About time there Pete glad to see you back. Can't become a bum like me now you don't have the practice. Can't wait to see the photo shoots. UH OH I have the Harry syndrome.


----------



## BernieW (Sep 12, 2006)

Great news Pete. Glad to see ya back at it.


----------



## curiousgeorge (Nov 6, 2006)

ALL RIGHT PETE!!! Glad to see you have quit slacking off. Welcome back to the land of hand made firewood and designer dust.


----------



## Mitch12 (Mar 29, 2008)

Pete
Welcome back.
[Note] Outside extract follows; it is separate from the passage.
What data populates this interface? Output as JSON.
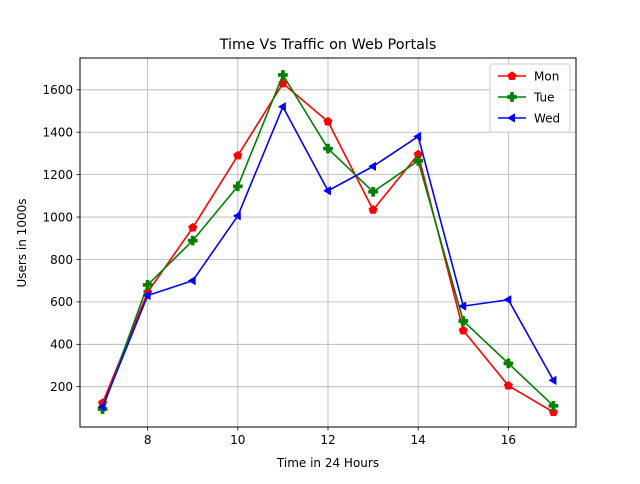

Mitch


----------



## Dr.Zook (Sep 10, 2004)

Welcome back Pete.


----------



## chippypah (Dec 24, 2007)

Thanks everyone, hope I do not dissapoint you. NOW WHAT END OF THE CHISEL DO YOU USE !!!!!!!!!!!!!!!!!!!!!LOL.
Cheers
Pete


----------



## Bob N (Oct 12, 2004)

chippypah said:


> Thanks everyone, hope I do not dissapoint you. NOW WHAT END OF THE CHISEL DO YOU USE !!!!!!!!!!!!!!!!!!!!!LOL.
> Cheers
> Pete


The business end of course 

Good to see you back at it Pete.


----------



## chippypah (Dec 24, 2007)

Thanks Bob, it has been a while hehehe
Cheers
Pete


----------



## Glenmore (Sep 10, 2004)

Not the wood end. You could probably make that work too.


----------



## Electron (May 22, 2008)

Just Skype me Pete if you strike any problems!

Harry


----------